Monday, 11 February 2008

Dunfermline - the nearly town

The other week we had a day out in Dunfermline. It wasn't the best of weather - cold, windy, raw; a day for staying inside with the heating on and a cup of tea to hand. But there we were, so we looked around.

Dunfermline's centre has a few old, interesting buildings remaining, laid out on a medieaval street plan. The mercat cross; the abbot's house; Pittencrieff house; and of course the modest abbey and its outbuildings, where the body of Robert Bruce is buried. Then there are the Carneigie buildings - the library, the hall, the park, Carneigie's birthplace, and the contemporary town hall. And for me the highlight, as completely unknown - the vestigal remains of the castle, pre-Norman, pre-abbey, above a steep, impregnable bend of the Tower Burn, the dun-ferm-linn - the castle on the crooked waterfall.

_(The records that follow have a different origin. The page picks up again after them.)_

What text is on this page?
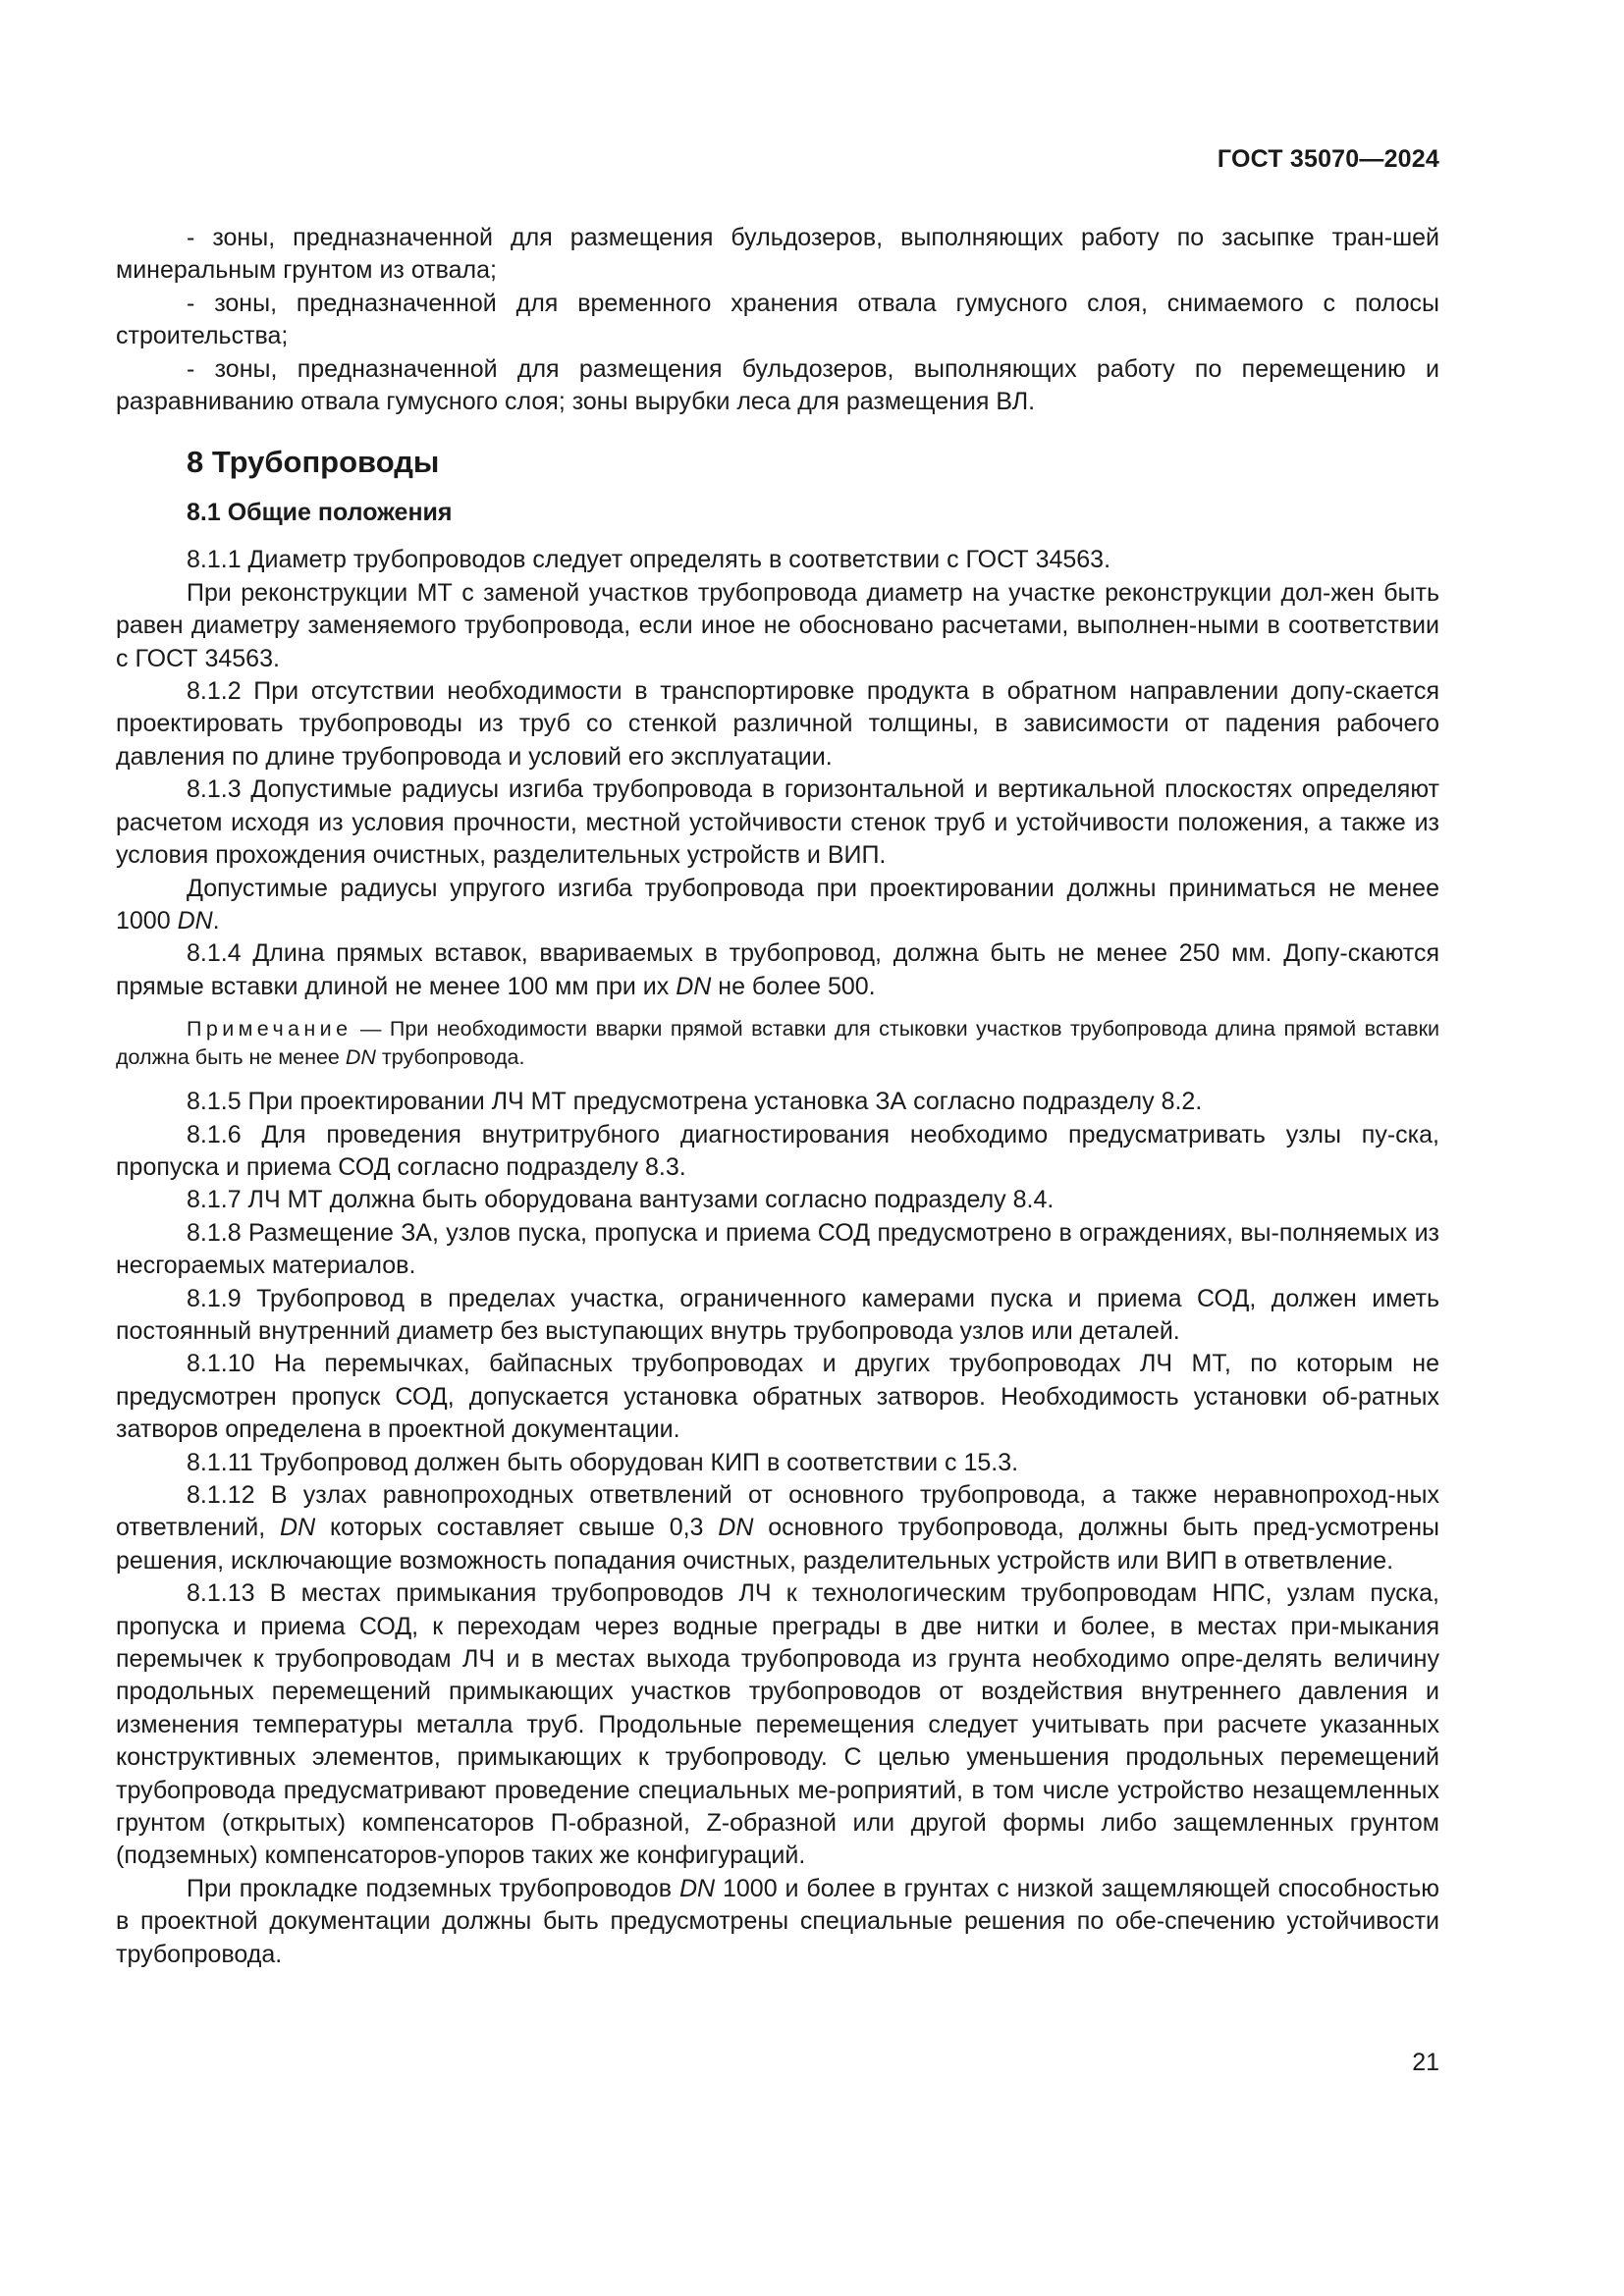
ГОСТ 35070—2024

- зоны, предназначенной для размещения бульдозеров, выполняющих работу по засыпке тран-шей минеральным грунтом из отвала;

- зоны, предназначенной для временного хранения отвала гумусного слоя, снимаемого с полосы строительства;

- зоны, предназначенной для размещения бульдозеров, выполняющих работу по перемещению и разравниванию отвала гумусного слоя; зоны вырубки леса для размещения ВЛ.

8 Трубопроводы
8.1 Общие положения

8.1.1 Диаметр трубопроводов следует определять в соответствии с ГОСТ 34563.

При реконструкции МТ с заменой участков трубопровода диаметр на участке реконструкции дол-жен быть равен диаметру заменяемого трубопровода, если иное не обосновано расчетами, выполнен-ными в соответствии с ГОСТ 34563.

8.1.2 При отсутствии необходимости в транспортировке продукта в обратном направлении допу-скается проектировать трубопроводы из труб со стенкой различной толщины, в зависимости от падения рабочего давления по длине трубопровода и условий его эксплуатации.

8.1.3 Допустимые радиусы изгиба трубопровода в горизонтальной и вертикальной плоскостях определяют расчетом исходя из условия прочности, местной устойчивости стенок труб и устойчивости положения, а также из условия прохождения очистных, разделительных устройств и ВИП.

Допустимые радиусы упругого изгиба трубопровода при проектировании должны приниматься не менее 1000 DN.

8.1.4 Длина прямых вставок, ввариваемых в трубопровод, должна быть не менее 250 мм. Допу-скаются прямые вставки длиной не менее 100 мм при их DN не более 500.

Примечание — При необходимости вварки прямой вставки для стыковки участков трубопровода длина прямой вставки должна быть не менее DN трубопровода.

8.1.5 При проектировании ЛЧ МТ предусмотрена установка ЗА согласно подразделу 8.2.

8.1.6 Для проведения внутритрубного диагностирования необходимо предусматривать узлы пу-ска, пропуска и приема СОД согласно подразделу 8.3.

8.1.7 ЛЧ МТ должна быть оборудована вантузами согласно подразделу 8.4.

8.1.8 Размещение ЗА, узлов пуска, пропуска и приема СОД предусмотрено в ограждениях, вы-полняемых из несгораемых материалов.

8.1.9 Трубопровод в пределах участка, ограниченного камерами пуска и приема СОД, должен иметь постоянный внутренний диаметр без выступающих внутрь трубопровода узлов или деталей.

8.1.10 На перемычках, байпасных трубопроводах и других трубопроводах ЛЧ МТ, по которым не предусмотрен пропуск СОД, допускается установка обратных затворов. Необходимость установки об-ратных затворов определена в проектной документации.

8.1.11 Трубопровод должен быть оборудован КИП в соответствии с 15.3.

8.1.12 В узлах равнопроходных ответвлений от основного трубопровода, а также неравнопроход-ных ответвлений, DN которых составляет свыше 0,3 DN основного трубопровода, должны быть пред-усмотрены решения, исключающие возможность попадания очистных, разделительных устройств или ВИП в ответвление.

8.1.13 В местах примыкания трубопроводов ЛЧ к технологическим трубопроводам НПС, узлам пуска, пропуска и приема СОД, к переходам через водные преграды в две нитки и более, в местах при-мыкания перемычек к трубопроводам ЛЧ и в местах выхода трубопровода из грунта необходимо опре-делять величину продольных перемещений примыкающих участков трубопроводов от воздействия внутреннего давления и изменения температуры металла труб. Продольные перемещения следует учитывать при расчете указанных конструктивных элементов, примыкающих к трубопроводу. С целью уменьшения продольных перемещений трубопровода предусматривают проведение специальных ме-роприятий, в том числе устройство незащемленных грунтом (открытых) компенсаторов П-образной, Z-образной или другой формы либо защемленных грунтом (подземных) компенсаторов-упоров таких же конфигураций.

При прокладке подземных трубопроводов DN 1000 и более в грунтах с низкой защемляющей способностью в проектной документации должны быть предусмотрены специальные решения по обе-спечению устойчивости трубопровода.

21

Yet something didn't quite gel, perhaps because I could sense the potential. Perhaps the few remaining old buildings miss their contemporaries, burnt in the great fire of 1624; they seemed isolated and disjointed. Perhaps there are a few too many stores you can see on any high street in Britain, a feeling too of a need for a good scrub up. Perhaps it was just the grey weather. But a few more buildings like abbot house, a few less generic stores on High St, a lick of paint: and Dunfermline would be challenging St Andrews or Culross.

It's certainly worth a visit, especially as part of a tour of the local area. But as it is, it is nearly - but not quite - a tourist town to visit in its own right.